Polio is an extremely communicable viral disease that can spread quickly through person-to-person contact leading to everlasting paralysis.  At present three types of wild poliovirus but only type 1 still in circulation nowadays. OPV vaccine is inexpensive and efficient at reducing polio spread in developing countries but carries a danger of VAPP and VDPV; therefore, all use of OPV have to end  for the humanity to be entirely polio-free. IPV is being introduced to afford defense against all three serotypes, at the same time as OPV is being phased out.

Therefore, the countries that still use this vaccine (OPV) in their national immunization programs need to develop adequate plans for supplying IPV in an effective and affordable manner. The IPV provides protection against polio but alone is not enough to defend against poliovirus transmission.

To secure polio eradication for the future, genetically stabilized, engineered live vaccines are in progress and pledge the profit of the Sabin OPV with no risks.

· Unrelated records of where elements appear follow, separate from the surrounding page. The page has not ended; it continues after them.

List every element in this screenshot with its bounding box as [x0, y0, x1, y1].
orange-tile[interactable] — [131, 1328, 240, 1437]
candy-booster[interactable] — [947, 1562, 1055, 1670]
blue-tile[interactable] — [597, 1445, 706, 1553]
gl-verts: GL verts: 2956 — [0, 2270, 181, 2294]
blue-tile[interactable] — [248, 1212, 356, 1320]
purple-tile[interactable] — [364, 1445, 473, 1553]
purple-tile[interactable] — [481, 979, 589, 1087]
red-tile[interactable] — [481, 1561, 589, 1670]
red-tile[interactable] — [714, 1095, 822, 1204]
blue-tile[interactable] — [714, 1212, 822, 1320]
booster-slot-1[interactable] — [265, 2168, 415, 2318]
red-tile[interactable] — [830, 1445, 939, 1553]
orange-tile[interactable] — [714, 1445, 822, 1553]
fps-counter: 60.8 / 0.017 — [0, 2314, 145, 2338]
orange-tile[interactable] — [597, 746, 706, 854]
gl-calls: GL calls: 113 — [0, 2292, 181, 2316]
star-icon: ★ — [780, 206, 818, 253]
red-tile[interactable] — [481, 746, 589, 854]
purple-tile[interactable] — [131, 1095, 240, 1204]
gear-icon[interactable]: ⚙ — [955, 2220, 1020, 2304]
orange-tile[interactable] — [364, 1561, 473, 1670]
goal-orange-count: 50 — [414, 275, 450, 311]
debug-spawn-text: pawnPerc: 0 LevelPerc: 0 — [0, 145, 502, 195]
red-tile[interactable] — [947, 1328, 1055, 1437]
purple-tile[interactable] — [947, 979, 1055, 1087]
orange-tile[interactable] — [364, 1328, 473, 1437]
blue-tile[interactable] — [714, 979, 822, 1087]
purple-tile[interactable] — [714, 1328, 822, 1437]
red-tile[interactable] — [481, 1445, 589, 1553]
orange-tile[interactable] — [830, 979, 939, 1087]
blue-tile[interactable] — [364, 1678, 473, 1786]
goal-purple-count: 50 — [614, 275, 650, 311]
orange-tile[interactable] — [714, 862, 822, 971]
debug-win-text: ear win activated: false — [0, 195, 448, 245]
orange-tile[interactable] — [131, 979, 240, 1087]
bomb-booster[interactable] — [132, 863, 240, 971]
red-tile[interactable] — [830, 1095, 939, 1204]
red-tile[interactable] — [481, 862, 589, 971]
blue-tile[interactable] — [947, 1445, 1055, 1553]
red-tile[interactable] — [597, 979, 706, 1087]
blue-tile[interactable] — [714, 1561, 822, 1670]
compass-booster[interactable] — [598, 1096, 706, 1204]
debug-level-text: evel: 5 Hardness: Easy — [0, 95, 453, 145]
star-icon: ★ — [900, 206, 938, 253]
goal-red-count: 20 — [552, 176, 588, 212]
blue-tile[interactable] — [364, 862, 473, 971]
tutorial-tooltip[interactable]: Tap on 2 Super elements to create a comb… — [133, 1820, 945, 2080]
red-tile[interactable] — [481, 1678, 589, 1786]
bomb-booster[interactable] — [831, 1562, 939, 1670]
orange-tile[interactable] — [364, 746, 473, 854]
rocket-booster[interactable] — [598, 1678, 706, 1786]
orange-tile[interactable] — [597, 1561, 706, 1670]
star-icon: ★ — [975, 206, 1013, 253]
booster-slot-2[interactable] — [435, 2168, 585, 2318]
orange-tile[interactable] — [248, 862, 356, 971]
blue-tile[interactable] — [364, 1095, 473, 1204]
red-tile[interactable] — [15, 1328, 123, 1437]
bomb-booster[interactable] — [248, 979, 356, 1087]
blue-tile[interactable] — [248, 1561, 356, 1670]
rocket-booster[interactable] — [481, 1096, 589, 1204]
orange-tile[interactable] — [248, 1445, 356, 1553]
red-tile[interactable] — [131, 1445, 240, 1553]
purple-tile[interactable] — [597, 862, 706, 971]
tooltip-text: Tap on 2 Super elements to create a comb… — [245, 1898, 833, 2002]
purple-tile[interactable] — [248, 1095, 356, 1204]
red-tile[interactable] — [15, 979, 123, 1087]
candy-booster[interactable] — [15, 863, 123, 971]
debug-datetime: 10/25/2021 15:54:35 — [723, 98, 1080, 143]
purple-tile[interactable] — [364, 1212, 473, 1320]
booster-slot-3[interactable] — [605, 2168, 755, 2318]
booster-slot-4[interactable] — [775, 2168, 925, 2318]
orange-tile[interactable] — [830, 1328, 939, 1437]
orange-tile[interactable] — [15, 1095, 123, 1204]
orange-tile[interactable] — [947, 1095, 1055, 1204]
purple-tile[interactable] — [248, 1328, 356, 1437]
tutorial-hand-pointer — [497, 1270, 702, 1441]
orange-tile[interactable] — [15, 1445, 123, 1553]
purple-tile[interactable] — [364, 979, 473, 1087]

The WHO has stated that poliomyelitis (polio) is on the way to turn into the next human disease forever to be eradicated as only 29 cases of wild poliovirus have been detected thus far in 2018 in Afghanistan, Nigeria, and Pakistan, the three lasting endemic countries.

At the same time as a 99.9% decrease in polio cases globally, the World Health Organization (WHO) said tackling the remaining 0.01% of polio cases has demonstrated to be difficult and warned that immunization efforts have to continue.

In spite of  the risks  fully discussed in this article, Sabin OPV immunization is for all time preferable to get the  disease by wild polio virus or cVDPV. Mass  immunization with OPV remains therefore the most efficient intervention to stop poliovirus transmission.



Conflict of Interest

The authors have no conflict of interest to declare.